O surrealismo aparece na obra, fazendo com que Ricardo Reis retomado por Saramago, realizasse várias atividades do subconsciente sem o controle da razão. O Surrealismo - fantástico desarruma o cotidiano de Reis, deixando o personagem saramaguiano totalmente diferente do Reis Pessoano. As diferenças dos Reis estão nas atitudes:
"quem será que não quer dormir em mim, o corpo inquieto, de quem, ou o que não sendo corpo com ele se inquieta, eu por inteiro, ou esta parte de mim que cresce, meu Deus, as coisas que podem acontecer a um homem." (página 99)
"não frui quem mente frui"(Ode- X, heterônimo de Fernando Pessoa)
"Prazer, mas devagar, Lídia, que a sorte àqueles não é grata"(Ode-XIX, heterônimo de Fernando Pessoa)
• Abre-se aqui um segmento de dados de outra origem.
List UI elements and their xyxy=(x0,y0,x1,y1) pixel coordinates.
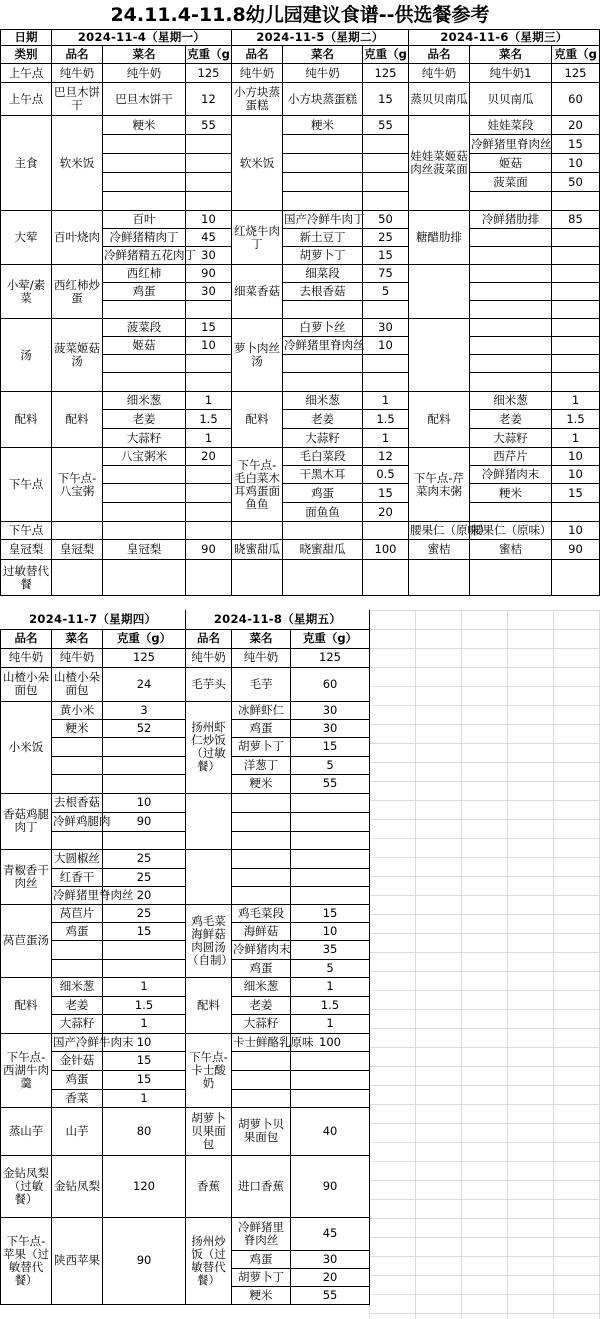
weight-cell: 10 xyxy=(552,154,600,173)
weight-cell: 10 xyxy=(186,211,232,229)
dish-cell: 鸡蛋 xyxy=(52,922,103,940)
weight-cell: 60 xyxy=(552,83,600,116)
weight-cell: 1 xyxy=(552,429,600,448)
dish-cell: 蜜桔 xyxy=(470,540,552,560)
dish-cell: 冷鲜鸡腿肉 xyxy=(52,812,103,831)
weight-cell: 0.5 xyxy=(363,466,409,484)
dish-cell: 粳米 xyxy=(283,116,363,135)
item-cell: 娃娃菜姬菇肉丝菠菜面 xyxy=(409,116,470,211)
spreadsheet-gridlines xyxy=(369,610,600,1319)
col-weight: 克重（g） xyxy=(103,629,186,648)
dish-cell: 冷鲜猪里脊肉丝 xyxy=(283,337,363,355)
item-cell: 下午点-卡士酸奶 xyxy=(186,1033,232,1107)
dish-cell: 冰鲜虾仁 xyxy=(232,701,291,719)
dish-cell: 胡萝卜丁 xyxy=(283,247,363,265)
dish-cell: 菠菜段 xyxy=(103,319,186,337)
dish-cell: 金钻凤梨 xyxy=(52,1155,103,1217)
item-cell: 萝卜肉丝汤 xyxy=(232,319,283,392)
item-cell: 软米饭 xyxy=(232,116,283,211)
category-cell: 上午点 xyxy=(1,83,52,116)
dish-cell: 鸡蛋 xyxy=(283,484,363,503)
dish-cell: 洋葱丁 xyxy=(232,756,291,774)
weight-cell: 24 xyxy=(103,667,186,701)
weight-cell: 15 xyxy=(363,247,409,265)
dish-cell: 粳米 xyxy=(470,484,552,503)
item-cell: 下午点-芹菜肉末粥 xyxy=(409,448,470,522)
item-cell: 红烧牛肉丁 xyxy=(232,211,283,265)
dish-cell: 陕西苹果 xyxy=(52,1217,103,1304)
item-cell: 配料 xyxy=(186,977,232,1033)
item-cell: 下午点-毛白菜木耳鸡蛋面鱼鱼 xyxy=(232,448,283,522)
dish-cell: 大蒜籽 xyxy=(470,429,552,448)
weight-cell: 52 xyxy=(103,719,186,737)
dish-cell: 鸡蛋 xyxy=(52,1070,103,1089)
dish-cell: 纯牛奶 xyxy=(232,648,291,667)
dish-cell: 百叶 xyxy=(103,211,186,229)
weight-cell: 30 xyxy=(291,701,370,719)
item-cell: 细菜香菇 xyxy=(232,265,283,319)
dish-cell: 去根香菇 xyxy=(52,793,103,812)
weight-cell: 125 xyxy=(363,64,409,83)
dish-cell: 鸡毛菜段 xyxy=(232,904,291,922)
weight-cell: 100 xyxy=(291,1033,370,1051)
weight-cell: 25 xyxy=(103,904,186,922)
weight-cell: 100 xyxy=(363,540,409,560)
col-weight: 克重（g） xyxy=(291,629,370,648)
dish-cell: 娃娃菜段 xyxy=(470,116,552,135)
dish-cell: 大蒜籽 xyxy=(232,1014,291,1033)
menu-table-thu-fri xyxy=(0,610,370,1305)
weight-cell: 30 xyxy=(291,719,370,737)
weight-cell: 1.5 xyxy=(363,410,409,429)
dish-cell: 姬菇 xyxy=(470,154,552,173)
col-weight: 克重（g xyxy=(363,46,409,64)
weight-cell: 30 xyxy=(186,247,232,265)
weight-cell: 10 xyxy=(291,922,370,940)
weight-cell: 90 xyxy=(103,812,186,831)
dish-cell: 冷鲜猪肉末 xyxy=(232,940,291,959)
item-cell: 小米饭 xyxy=(1,701,52,793)
item-cell: 纯牛奶 xyxy=(52,64,103,83)
item-cell: 蜜桔 xyxy=(409,540,470,560)
dish-cell: 山楂小朵面包 xyxy=(52,667,103,701)
dish-cell: 粳米 xyxy=(103,116,186,135)
date-label: 日期 xyxy=(1,30,52,46)
weight-cell: 10 xyxy=(552,466,600,484)
weight-cell: 90 xyxy=(186,540,232,560)
dish-cell: 冷鲜猪精五花肉丁 xyxy=(103,247,186,265)
item-cell: 配料 xyxy=(409,392,470,448)
col-item: 品名 xyxy=(186,629,232,648)
day-header-wed: 2024-11-6（星期三） xyxy=(409,30,600,46)
weight-cell: 1 xyxy=(363,392,409,410)
dish-cell: 老姜 xyxy=(103,410,186,429)
dish-cell: 菠菜面 xyxy=(470,173,552,192)
day-header-fri: 2024-11-8（星期五） xyxy=(186,610,370,629)
col-weight: 克重（g xyxy=(552,46,600,64)
weight-cell: 1 xyxy=(103,1089,186,1107)
category-cell: 上午点 xyxy=(1,64,52,83)
weight-cell: 30 xyxy=(291,1250,370,1268)
item-cell: 莴苣蛋汤 xyxy=(1,904,52,977)
dish-cell: 莴苣片 xyxy=(52,904,103,922)
col-dish: 菜名 xyxy=(103,46,186,64)
dish-cell: 纯牛奶 xyxy=(283,64,363,83)
weight-cell: 20 xyxy=(363,503,409,522)
dish-cell: 老姜 xyxy=(470,410,552,429)
item-cell: 山楂小朵面包 xyxy=(1,667,52,701)
weight-cell: 125 xyxy=(552,64,600,83)
day-header-tue: 2024-11-5（星期二） xyxy=(232,30,409,46)
item-cell: 香蕉 xyxy=(186,1155,232,1217)
weight-cell: 125 xyxy=(103,648,186,667)
item-cell: 配料 xyxy=(232,392,283,448)
weight-cell: 1.5 xyxy=(291,996,370,1014)
item-cell: 配料 xyxy=(52,392,103,448)
dish-cell: 毛芋 xyxy=(232,667,291,701)
item-cell: 下午点-西湖牛肉羹 xyxy=(1,1033,52,1107)
col-item: 品名 xyxy=(52,46,103,64)
item-cell: 毛芋头 xyxy=(186,667,232,701)
dish-cell: 巴旦木饼干 xyxy=(103,83,186,116)
weight-cell: 40 xyxy=(291,1107,370,1155)
category-cell: 过敏替代餐 xyxy=(1,560,52,596)
dish-cell: 老姜 xyxy=(52,996,103,1014)
category-cell: 小荤/素菜 xyxy=(1,265,52,319)
dish-cell: 黄小米 xyxy=(52,701,103,719)
weight-cell: 50 xyxy=(552,173,600,192)
weight-cell: 1.5 xyxy=(103,996,186,1014)
day-header-mon: 2024-11-4（星期一） xyxy=(52,30,232,46)
dish-cell: 粳米 xyxy=(52,719,103,737)
menu-table-mon-wed xyxy=(0,29,600,596)
item-cell: 小方块蒸蛋糕 xyxy=(232,83,283,116)
dish-cell: 晓蜜甜瓜 xyxy=(283,540,363,560)
weight-cell: 5 xyxy=(291,756,370,774)
dish-cell: 金针菇 xyxy=(52,1051,103,1070)
weight-cell: 20 xyxy=(103,886,186,904)
weight-cell: 80 xyxy=(103,1107,186,1155)
dish-cell: 小方块蒸蛋糕 xyxy=(283,83,363,116)
weight-cell: 1 xyxy=(186,392,232,410)
weight-cell: 25 xyxy=(363,229,409,247)
item-cell: 纯牛奶 xyxy=(232,64,283,83)
dish-cell: 山芋 xyxy=(52,1107,103,1155)
dish-cell: 海鲜菇 xyxy=(232,922,291,940)
weight-cell: 1.5 xyxy=(186,410,232,429)
dish-cell: 冷鲜猪精肉丁 xyxy=(103,229,186,247)
item-cell: 青椒香干肉丝 xyxy=(1,849,52,904)
dish-cell: 冷鲜猪肉末 xyxy=(470,466,552,484)
dish-cell: 粳米 xyxy=(232,774,291,793)
weight-cell: 3 xyxy=(103,701,186,719)
dish-cell: 国产冷鲜牛肉末 xyxy=(52,1033,103,1051)
item-cell: 晓蜜甜瓜 xyxy=(232,540,283,560)
weight-cell: 15 xyxy=(552,484,600,503)
dish-cell: 纯牛奶 xyxy=(103,64,186,83)
weight-cell: 90 xyxy=(552,540,600,560)
dish-cell: 纯牛奶1 xyxy=(470,64,552,83)
weight-cell: 90 xyxy=(103,1217,186,1304)
day-header-thu: 2024-11-7（星期四） xyxy=(1,610,186,629)
weight-cell: 15 xyxy=(103,1070,186,1089)
dish-cell: 干黑木耳 xyxy=(283,466,363,484)
weight-cell: 10 xyxy=(552,448,600,466)
weight-cell: 1.5 xyxy=(552,410,600,429)
weight-cell: 25 xyxy=(103,849,186,868)
dish-cell: 细米葱 xyxy=(103,392,186,410)
dish-cell: 老姜 xyxy=(232,996,291,1014)
item-cell: 糖醋肋排 xyxy=(409,211,470,265)
weight-cell: 125 xyxy=(291,648,370,667)
item-cell xyxy=(409,265,470,319)
dish-cell: 鸡蛋 xyxy=(103,283,186,301)
item-cell: 下午点-苹果（过敏替代餐） xyxy=(1,1217,52,1304)
weight-cell: 85 xyxy=(552,211,600,229)
weight-cell: 10 xyxy=(103,1033,186,1051)
weight-cell: 120 xyxy=(103,1155,186,1217)
weight-cell: 25 xyxy=(103,868,186,886)
weight-cell: 90 xyxy=(186,265,232,283)
dish-cell: 胡萝卜丁 xyxy=(232,737,291,756)
page-title: 24.11.4-11.8幼儿园建议食谱--供选餐参考 xyxy=(110,4,490,26)
dish-cell: 鸡蛋 xyxy=(232,719,291,737)
dish-cell: 细米葱 xyxy=(283,392,363,410)
weight-cell: 10 xyxy=(363,337,409,355)
dish-cell: 卡士鲜酪乳原味 xyxy=(232,1033,291,1051)
dish-cell: 冷鲜猪肋排 xyxy=(470,211,552,229)
weight-cell: 15 xyxy=(552,135,600,154)
item-cell: 鸡毛菜海鲜菇肉圆汤（自制） xyxy=(186,904,232,977)
weight-cell: 45 xyxy=(291,1217,370,1250)
category-cell: 汤 xyxy=(1,319,52,392)
dish-cell: 冷鲜猪里脊肉丝 xyxy=(232,1217,291,1250)
dish-cell: 胡萝卜贝果面包 xyxy=(232,1107,291,1155)
dish-cell: 大圆椒丝 xyxy=(52,849,103,868)
dish-cell: 白萝卜丝 xyxy=(283,319,363,337)
item-cell: 纯牛奶 xyxy=(409,64,470,83)
weight-cell: 55 xyxy=(291,1286,370,1304)
item-cell: 西红柿炒蛋 xyxy=(52,265,103,319)
category-cell: 下午点 xyxy=(1,448,52,522)
weight-cell: 20 xyxy=(291,1268,370,1286)
weight-cell: 1 xyxy=(552,392,600,410)
category-cell: 主食 xyxy=(1,116,52,211)
col-item: 品名 xyxy=(232,46,283,64)
dish-cell: 鸡蛋 xyxy=(232,959,291,977)
weight-cell: 15 xyxy=(186,319,232,337)
col-item: 品名 xyxy=(409,46,470,64)
dish-cell: 粳米 xyxy=(232,1286,291,1304)
dish-cell: 皇冠梨 xyxy=(103,540,186,560)
dish-cell: 冷鲜猪里脊肉丝 xyxy=(470,135,552,154)
item-cell: 配料 xyxy=(1,977,52,1033)
weight-cell: 55 xyxy=(363,116,409,135)
weight-cell: 50 xyxy=(363,211,409,229)
weight-cell: 12 xyxy=(186,83,232,116)
dish-cell: 冷鲜猪里脊肉丝 xyxy=(52,886,103,904)
dish-cell: 细米葱 xyxy=(470,392,552,410)
weight-cell: 12 xyxy=(363,448,409,466)
weight-cell: 15 xyxy=(363,484,409,503)
col-dish: 菜名 xyxy=(283,46,363,64)
weight-cell: 90 xyxy=(291,1155,370,1217)
weight-cell: 10 xyxy=(186,337,232,355)
dish-cell: 细米葱 xyxy=(52,977,103,996)
item-cell xyxy=(409,319,470,392)
weight-cell: 1 xyxy=(291,1014,370,1033)
dish-cell: 贝贝南瓜 xyxy=(470,83,552,116)
dish-cell: 鸡蛋 xyxy=(232,1250,291,1268)
weight-cell: 15 xyxy=(291,737,370,756)
dish-cell: 大蒜籽 xyxy=(103,429,186,448)
dish-cell: 西芹片 xyxy=(470,448,552,466)
weight-cell: 30 xyxy=(363,319,409,337)
weight-cell: 35 xyxy=(291,940,370,959)
category-cell: 配料 xyxy=(1,392,52,448)
item-cell: 香菇鸡腿肉丁 xyxy=(1,793,52,849)
weight-cell: 1 xyxy=(103,1014,186,1033)
weight-cell: 55 xyxy=(291,774,370,793)
item-cell: 皇冠梨 xyxy=(52,540,103,560)
weight-cell: 20 xyxy=(552,116,600,135)
dish-cell: 细米葱 xyxy=(232,977,291,996)
category-cell: 下午点 xyxy=(1,522,52,540)
category-label: 类别 xyxy=(1,46,52,64)
weight-cell: 15 xyxy=(291,904,370,922)
item-cell: 纯牛奶 xyxy=(186,648,232,667)
item-cell: 软米饭 xyxy=(52,116,103,211)
col-item: 品名 xyxy=(1,629,52,648)
dish-cell: 大蒜籽 xyxy=(52,1014,103,1033)
weight-cell: 1 xyxy=(186,429,232,448)
dish-cell: 八宝粥米 xyxy=(103,448,186,466)
item-cell: 菠菜姬菇汤 xyxy=(52,319,103,392)
dish-cell: 腰果仁（原味） xyxy=(470,522,552,540)
item-cell: 腰果仁（原味） xyxy=(409,522,470,540)
item-cell: 蒸贝贝南瓜 xyxy=(409,83,470,116)
dish-cell: 新土豆丁 xyxy=(283,229,363,247)
weight-cell: 10 xyxy=(103,793,186,812)
weight-cell: 125 xyxy=(186,64,232,83)
item-cell: 纯牛奶 xyxy=(1,648,52,667)
weight-cell: 10 xyxy=(552,522,600,540)
weight-cell: 15 xyxy=(103,1051,186,1070)
weight-cell: 1 xyxy=(291,977,370,996)
weight-cell: 5 xyxy=(291,959,370,977)
weight-cell: 75 xyxy=(363,265,409,283)
weight-cell: 60 xyxy=(291,667,370,701)
item-cell: 扬州炒饭（过敏替代餐） xyxy=(186,1217,232,1304)
weight-cell: 1 xyxy=(363,429,409,448)
col-dish: 菜名 xyxy=(470,46,552,64)
col-dish: 菜名 xyxy=(52,629,103,648)
dish-cell: 去根香菇 xyxy=(283,283,363,301)
dish-cell: 面鱼鱼 xyxy=(283,503,363,522)
dish-cell: 胡萝卜丁 xyxy=(232,1268,291,1286)
weight-cell: 1 xyxy=(103,977,186,996)
category-cell: 皇冠梨 xyxy=(1,540,52,560)
dish-cell: 红香干 xyxy=(52,868,103,886)
dish-cell: 进口香蕉 xyxy=(232,1155,291,1217)
dish-cell: 大蒜籽 xyxy=(283,429,363,448)
item-cell: 胡萝卜贝果面包 xyxy=(186,1107,232,1155)
weight-cell: 55 xyxy=(186,116,232,135)
item-cell: 金钻凤梨（过敏餐） xyxy=(1,1155,52,1217)
dish-cell: 纯牛奶 xyxy=(52,648,103,667)
category-cell: 大荤 xyxy=(1,211,52,265)
weight-cell: 15 xyxy=(363,83,409,116)
weight-cell: 30 xyxy=(186,283,232,301)
weight-cell: 15 xyxy=(103,922,186,940)
dish-cell: 西红柿 xyxy=(103,265,186,283)
weight-cell: 5 xyxy=(363,283,409,301)
dish-cell: 姬菇 xyxy=(103,337,186,355)
dish-cell: 国产冷鲜牛肉丁 xyxy=(283,211,363,229)
item-cell: 蒸山芋 xyxy=(1,1107,52,1155)
dish-cell: 香菜 xyxy=(52,1089,103,1107)
dish-cell: 细菜段 xyxy=(283,265,363,283)
dish-cell: 毛白菜段 xyxy=(283,448,363,466)
item-cell: 百叶烧肉 xyxy=(52,211,103,265)
weight-cell: 20 xyxy=(186,448,232,466)
weight-cell: 45 xyxy=(186,229,232,247)
item-cell: 巴旦木饼干 xyxy=(52,83,103,116)
col-weight: 克重（g xyxy=(186,46,232,64)
dish-cell: 老姜 xyxy=(283,410,363,429)
item-cell: 扬州虾仁炒饭（过敏餐） xyxy=(186,701,232,793)
col-dish: 菜名 xyxy=(232,629,291,648)
item-cell: 下午点-八宝粥 xyxy=(52,448,103,522)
O Ricardo Reis pessoano delira com Lídia, sua musa inspiradora, enquanto na obra de Saramago surge uma Lídia camareira do Hotel Bragança que Reis mantém relações amorosas. Lídia a sua musa inspiradora de suas odes, atribui corpo e ele é legado de "fruir o momento que passa" de suas fantasias( como expectador) para desfrutá-la carnalmente. Há então, em o Ano da Morte de Ricardo Reis aparece também a personagem Marcenda por quem se apaixona:
"e este ainda queixoso só porque não recebeu de Marcenda uma carta de amor, não esquecer que todas as cartas de amor são ridículas" (página 269)
Ricardo Reis passa à espectador, pois guarda o comparecimento de Marcenda, como as cartas e a decisão de união que não se concretiza. Outra divergência:
"e entra em casa, atira-se para cima da cama desfeita, escondeu os olhos com o antebraço para poder chorar à vontade, lágrimas absurdas que esta revolta não foi sua, sábio é o que se contenta com o espetáculo do mundo" (página 411)
Após a morte de Daniel no final do romance, irmão de Lídia, que Ricardo Reis é contagiado totalmente pelas sensações do mundo, chorando e ficando muito abatido. Assim, as diferenças colocadas no personagem retomado é a imagem do outro sobre o mesmo, assentando fixamente no narrador que se revela como narrador onisciente estando presente em todas as situações da narração, revendo o passado e prevendo o futuro e tomando noções dos pensamentos e dos sentimentos passados.
Em síntese, Saramago utiliza o surrealismo-fantástico que recria o personagem pessoano totalmente diferente, permitindo opções de cada vez mais avançadas para suas transformações psíquicas. O autor com certeza atingiu o seu objetivo, pois quando o leitor começa a ler, viaja completamente numa história de hesitação do personagem Reis, suposta pelo autor, portando os leitores para o estranho ou maravilhoso com os efeitos do surrealismo-fantástico.
Bibliografia:
Material didático do professor Flávio Queiroz do VI e VII semestre do curso de Letras da URCA;
SARAMAGO, José. O ano da morte de Ricardo Reis. Editora caminho, ed.17, 2007.